2. Kaggle Stroke Dataset

Stroke, also known as a cerebrovascular accident (CVA), occurs when blood flow to a part of the brain is interrupted or reduced, depriving brain tissue of oxygen and nutrients. This dataset contains information such as age, gender, hypertension, heart disease, marital status, work type, residence type, average glucose level, and body mass index (BMI). The goal is to use this data to build predictive models that can help identify individuals at high risk of stroke, enabling early intervention and potentially saving lives. It is a very highly imbalanced dataset, you may face challenges in building a model. Random sampling and weighting methods may be considered. For more information, see: Kaggle Stroke Dataset.

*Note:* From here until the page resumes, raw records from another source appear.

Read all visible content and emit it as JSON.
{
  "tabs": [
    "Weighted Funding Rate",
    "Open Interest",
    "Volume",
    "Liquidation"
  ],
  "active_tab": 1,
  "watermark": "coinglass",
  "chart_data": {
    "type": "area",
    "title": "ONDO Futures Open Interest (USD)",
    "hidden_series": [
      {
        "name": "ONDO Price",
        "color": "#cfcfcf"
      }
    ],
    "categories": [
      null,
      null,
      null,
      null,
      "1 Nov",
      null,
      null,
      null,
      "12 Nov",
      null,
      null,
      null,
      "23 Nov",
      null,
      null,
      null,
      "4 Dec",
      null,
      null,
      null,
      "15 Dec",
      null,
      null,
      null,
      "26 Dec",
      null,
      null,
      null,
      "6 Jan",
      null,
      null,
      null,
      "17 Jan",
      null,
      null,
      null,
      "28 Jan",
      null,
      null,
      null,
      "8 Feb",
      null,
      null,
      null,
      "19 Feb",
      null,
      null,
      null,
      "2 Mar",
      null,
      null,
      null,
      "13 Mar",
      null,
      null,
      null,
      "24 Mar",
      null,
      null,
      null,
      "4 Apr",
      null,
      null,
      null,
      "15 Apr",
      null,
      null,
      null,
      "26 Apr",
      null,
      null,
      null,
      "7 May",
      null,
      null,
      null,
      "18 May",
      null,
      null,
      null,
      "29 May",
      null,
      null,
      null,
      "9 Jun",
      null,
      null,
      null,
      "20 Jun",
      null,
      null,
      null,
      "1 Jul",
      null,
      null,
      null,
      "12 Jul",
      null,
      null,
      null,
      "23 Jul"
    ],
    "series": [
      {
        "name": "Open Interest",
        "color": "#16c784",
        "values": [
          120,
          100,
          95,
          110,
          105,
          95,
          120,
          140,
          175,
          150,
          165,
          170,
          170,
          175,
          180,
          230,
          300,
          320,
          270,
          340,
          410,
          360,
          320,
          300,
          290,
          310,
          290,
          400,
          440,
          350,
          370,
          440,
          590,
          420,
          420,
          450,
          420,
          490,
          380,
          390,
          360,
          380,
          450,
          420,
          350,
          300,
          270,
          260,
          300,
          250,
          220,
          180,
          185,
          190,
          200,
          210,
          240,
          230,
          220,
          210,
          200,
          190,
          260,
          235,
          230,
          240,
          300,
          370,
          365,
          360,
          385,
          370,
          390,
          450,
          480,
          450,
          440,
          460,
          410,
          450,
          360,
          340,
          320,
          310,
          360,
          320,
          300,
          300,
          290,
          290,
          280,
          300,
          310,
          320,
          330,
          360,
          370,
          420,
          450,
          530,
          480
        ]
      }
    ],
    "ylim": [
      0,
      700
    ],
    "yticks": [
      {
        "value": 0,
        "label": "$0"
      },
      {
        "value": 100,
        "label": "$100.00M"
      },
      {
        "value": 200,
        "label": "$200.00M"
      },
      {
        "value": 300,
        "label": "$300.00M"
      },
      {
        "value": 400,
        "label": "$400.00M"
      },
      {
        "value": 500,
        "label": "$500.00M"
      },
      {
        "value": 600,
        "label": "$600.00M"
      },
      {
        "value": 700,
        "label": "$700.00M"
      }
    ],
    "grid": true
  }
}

path = kagglehub.dataset_download("fedesoriano/stroke-prediction-dataset")

data = pd.read_csv(path + '/healthcare-dataset-stroke-data.csv')
data.head()
Warning: Looks like you're using an outdated `kagglehub` version (installed: 0.3.6), please consider upgrading to the latest version (0.3.7).
id gender age hypertension heart_disease ever_married work_type Residence_type avg_glucose_level bmi smoking_status stroke
0 9046 Male 67.0 0 1 Yes Private Urban 228.69 36.6 formerly smoked 1
1 51676 Female 61.0 0 0 Yes Self-employed Rural 202.21 NaN never smoked 1
2 31112 Male 80.0 0 1 Yes Private Rural 105.92 32.5 never smoked 1
3 60182 Female 49.0 0 0 Yes Private Urban 171.23 34.4 smokes 1
4 1665 Female 79.0 1 0 Yes Self-employed Rural 174.12 24.0 never smoked 1

Reader should try to implement ensemble learning methods to predict this stroke condition of this dataset.

References

\(^{\text{📚}}\) Bagging predictors, Breiman (1996).
\(^{\text{📚}}\) The strength of weak learnability, Robert E. Schapire (1990)..
\(^{\text{📚}}\) COBRA: A combined regression strategy, Beau et al. (2016).
\(^{\text{📚}}\) Gradient COBRA: A kernel-based consensual aggregation for regression, Has (2023).
\(^{\text{📚}}\) Aggregation using input–output trade-off, Fischer & Mougeot (2019).
\(^{\text{📚}}\) Super Learner, M. J. Van der Laan (2007).